Trident Operations

The Trident Stream class provides a number of methods that modify the content of a stream. The Stream.each() method is overloaded to allow the application of two types of operations: filters and functions.

For a complete list of methods in the Stream class, see the Trident JavaDoc.

Filters

Trident filters provide a way to exclude tuples from a Stream based on specific criteria. Implementing a Trident filter involves extending BaseFilter and implementing the isKeep() method of the Filter interface:

boolean isKeep(TridentTuple tuple);

The isKeep() method takes a TridentTuple as input and returns a boolean. If isKeep() returns false, the tuple is dropped from the stream; otherwise the tuple is kept.

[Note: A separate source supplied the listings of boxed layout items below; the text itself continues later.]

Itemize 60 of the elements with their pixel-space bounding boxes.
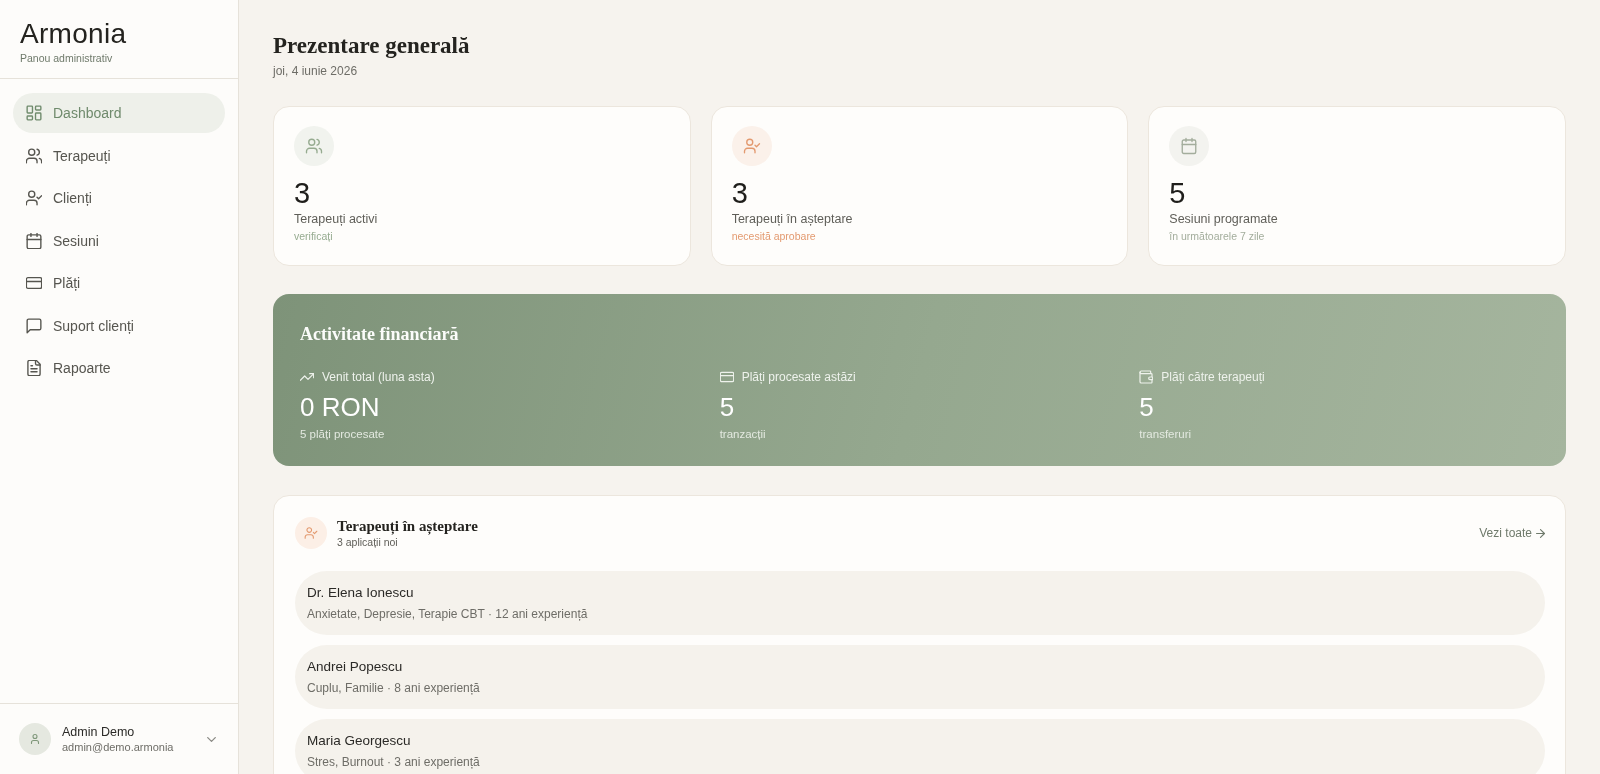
therapist-row[interactable]: Maria Georgescu Stres, Burnout · 3 ani experiență: [295, 719, 1545, 774]
brand-subtitle: Panou administrativ: [20, 51, 114, 65]
metric-note: tranzacții: [719, 427, 767, 442]
calendar-icon: [1169, 126, 1210, 166]
brand-title: Armonia: [20, 17, 128, 51]
stat-label: Terapeuți activi: [294, 211, 379, 228]
therapist-name: Maria Georgescu: [307, 732, 412, 750]
user-check-icon: [731, 126, 772, 166]
user-name: Admin Demo: [62, 724, 136, 740]
section-title: Terapeuți în așteptare: [337, 517, 479, 536]
stat-note: necesită aprobare: [731, 229, 817, 244]
users-icon: [294, 126, 334, 166]
credit-card-icon: [719, 370, 734, 384]
nav-item[interactable]: Sesiuni: [13, 220, 225, 261]
stat-label: Sesiuni programate: [1169, 211, 1279, 228]
therapist-row[interactable]: Andrei Popescu Cuplu, Familie · 8 ani experiență: [295, 645, 1545, 709]
nav-item[interactable]: Clienți: [13, 178, 225, 218]
wallet-icon: [1139, 370, 1154, 384]
view-all-link[interactable]: Vezi toate: [1479, 526, 1545, 540]
stat-value: 3: [294, 176, 312, 210]
therapist-details: Stres, Burnout · 3 ani experiență: [307, 754, 481, 770]
panel-title: Activitate financiară: [300, 323, 460, 346]
metric-value: 5: [719, 391, 736, 423]
arrow-right-icon: [1536, 528, 1545, 538]
nav-item[interactable]: Rapoarte: [13, 348, 225, 388]
stat-note: în următoarele 7 zile: [1169, 229, 1266, 244]
calendar-icon: [26, 232, 42, 249]
user-check-icon: [295, 517, 327, 549]
document-icon: [26, 360, 42, 376]
therapist-name: Andrei Popescu: [307, 658, 404, 676]
stat-note: verificați: [294, 229, 334, 244]
nav-item[interactable]: Terapeuți: [13, 135, 225, 176]
therapist-details: Anxietate, Depresie, Terapie CBT · 12 ani experiență: [307, 606, 589, 622]
nav-item[interactable]: Plăți: [13, 263, 225, 303]
page-title: Prezentare generală: [273, 32, 471, 60]
user-check-icon: [26, 190, 42, 206]
section-subtitle: 3 aplicații noi: [337, 536, 399, 549]
therapist-row[interactable]: Dr. Elena Ionescu Anxietate, Depresie, Terapie CBT · 12 ani experiență: [295, 571, 1545, 635]
users-icon: [26, 147, 42, 164]
page-date: joi, 4 iunie 2026: [273, 63, 359, 79]
user-avatar-icon: [19, 723, 51, 755]
trend-up-icon: [300, 370, 314, 384]
therapist-details: Cuplu, Familie · 8 ani experiență: [307, 680, 481, 696]
metric-label: Plăți procesate astăzi: [741, 369, 856, 386]
stat-value: 3: [731, 176, 749, 210]
metric-note: 5 plăți procesate: [300, 427, 386, 442]
chat-bubble-icon: [26, 317, 42, 334]
metric-value: 5: [1139, 391, 1155, 423]
stat-value: 5: [1169, 176, 1187, 210]
user-email: admin@demo.armonia: [62, 739, 175, 754]
chevron-down-icon[interactable]: [207, 736, 216, 742]
nav-item[interactable]: Suport clienți: [13, 305, 225, 346]
stat-label: Terapeuți în așteptare: [731, 211, 854, 228]
metric-label: Plăți către terapeuți: [1161, 369, 1265, 386]
layout-grid-icon: [26, 105, 42, 121]
metric-value: 0 RON: [300, 391, 381, 423]
metric-note: transferuri: [1139, 427, 1193, 442]
credit-card-icon: [26, 275, 42, 291]
therapist-name: Dr. Elena Ionescu: [307, 584, 415, 602]
metric-label: Venit total (luna asta): [322, 369, 435, 386]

For example, to exclude words with fewer than three characters from the word count, you could apply the following filter implementation to the stream:

public class ShortWordFilter extends BaseFilter {

          public boolean isKeep(TridentTuple tuple) {
              String word = tuple.getString(0);
              return word.length() > 3;
          }
      }

Functions

Trident functions are similar to Storm bolts, in that they consume individual tuples and optionally emit new tuples. An important difference is that tuples emitted by Trident functions are additive. Fields emitted by Trident functions are added to the tuple and existing fields are retained. The Split function in the word count example illustrates a function that emits additional tuples:

  public class Split extends BaseFunction {

    public void execute(TridentTuple tuple, TridentCollector collector) {
      String sentence = tuple.getString(0);
      for (String word : sentence.split(" ")) {
        collector.emit(new Values(word));
      }
    }
  }

Note that the Split function always processes the first (index 0) field in the tuple. It guarantees this because of the way that the function was applied using the Stream.each() method:

stream.each(new Fields("sentence"), new Split(), new Fields("word"))

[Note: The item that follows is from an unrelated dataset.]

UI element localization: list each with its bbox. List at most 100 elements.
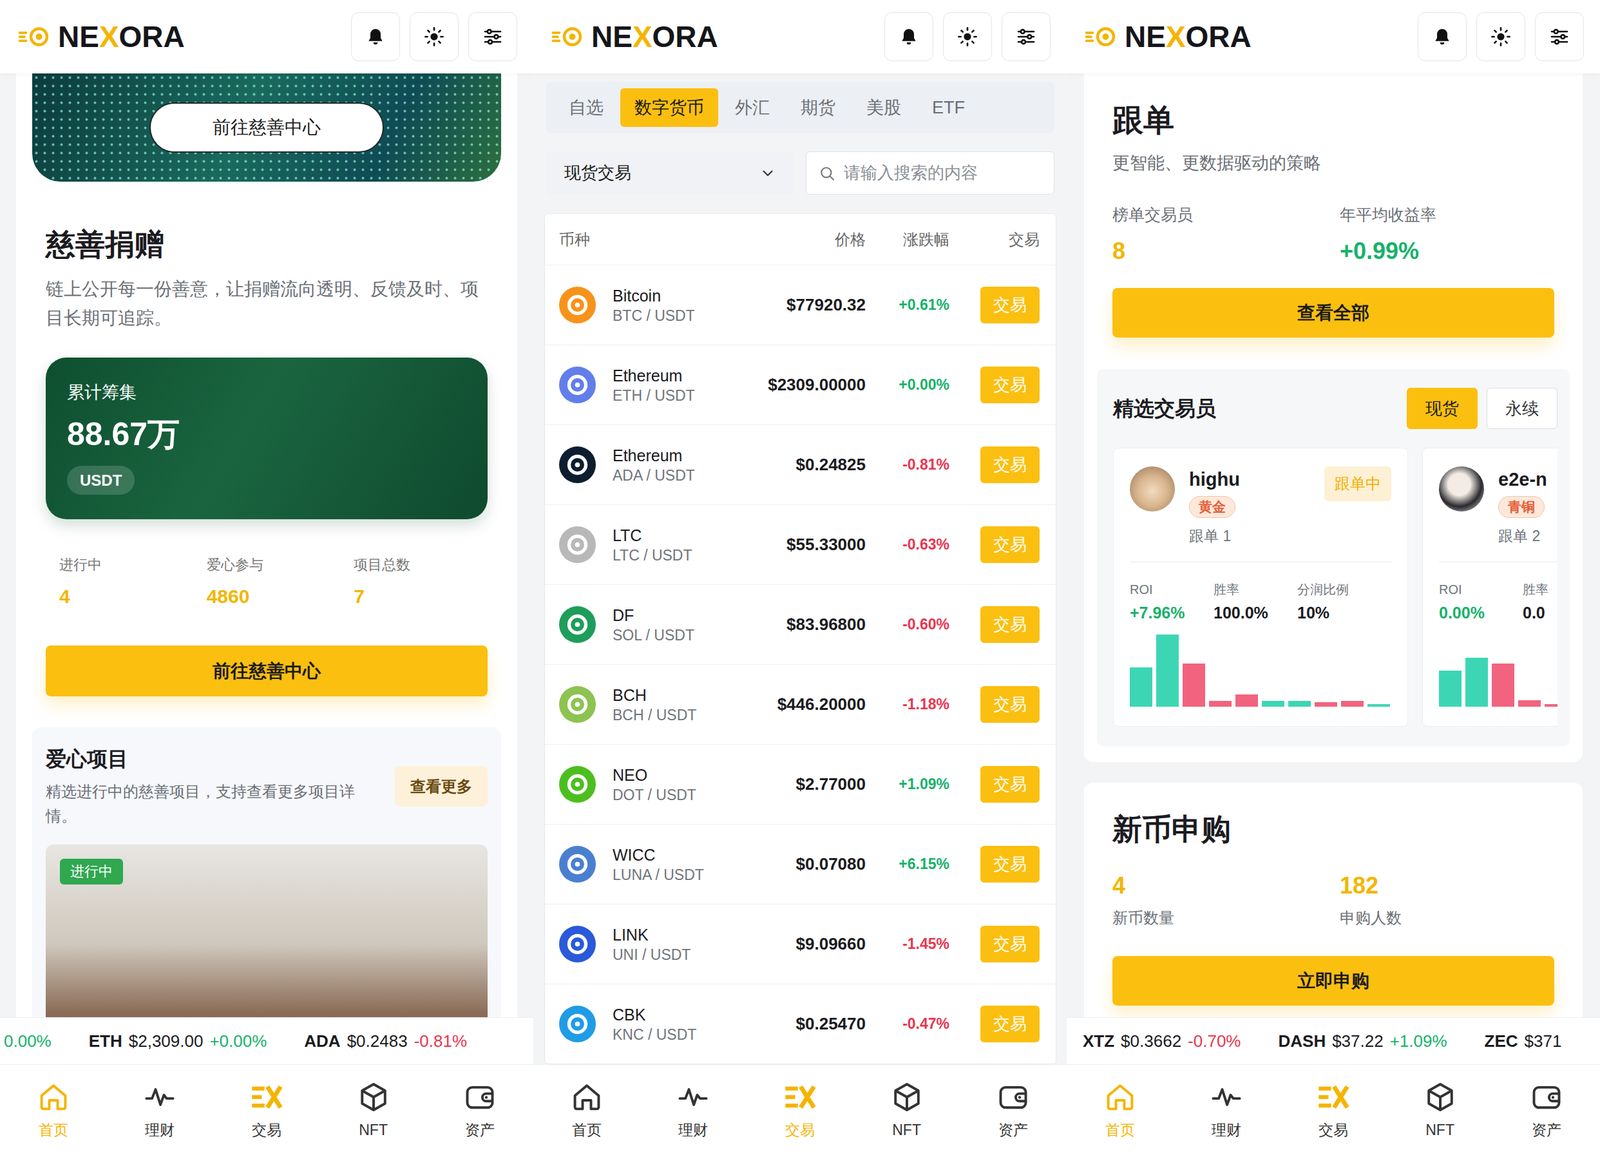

The first argument to the each() method can be thought of as a field selector. Specifying “sentence” tells Trident to select only that field for processing, thus guaranteeing that the “sentence” field will be at index 0 in the tuple.

Similarly, the third argument names the fields emitted by the function. This behavior allows both filters and functions to be implemented in a more generic way, without depending on specific field naming conventions.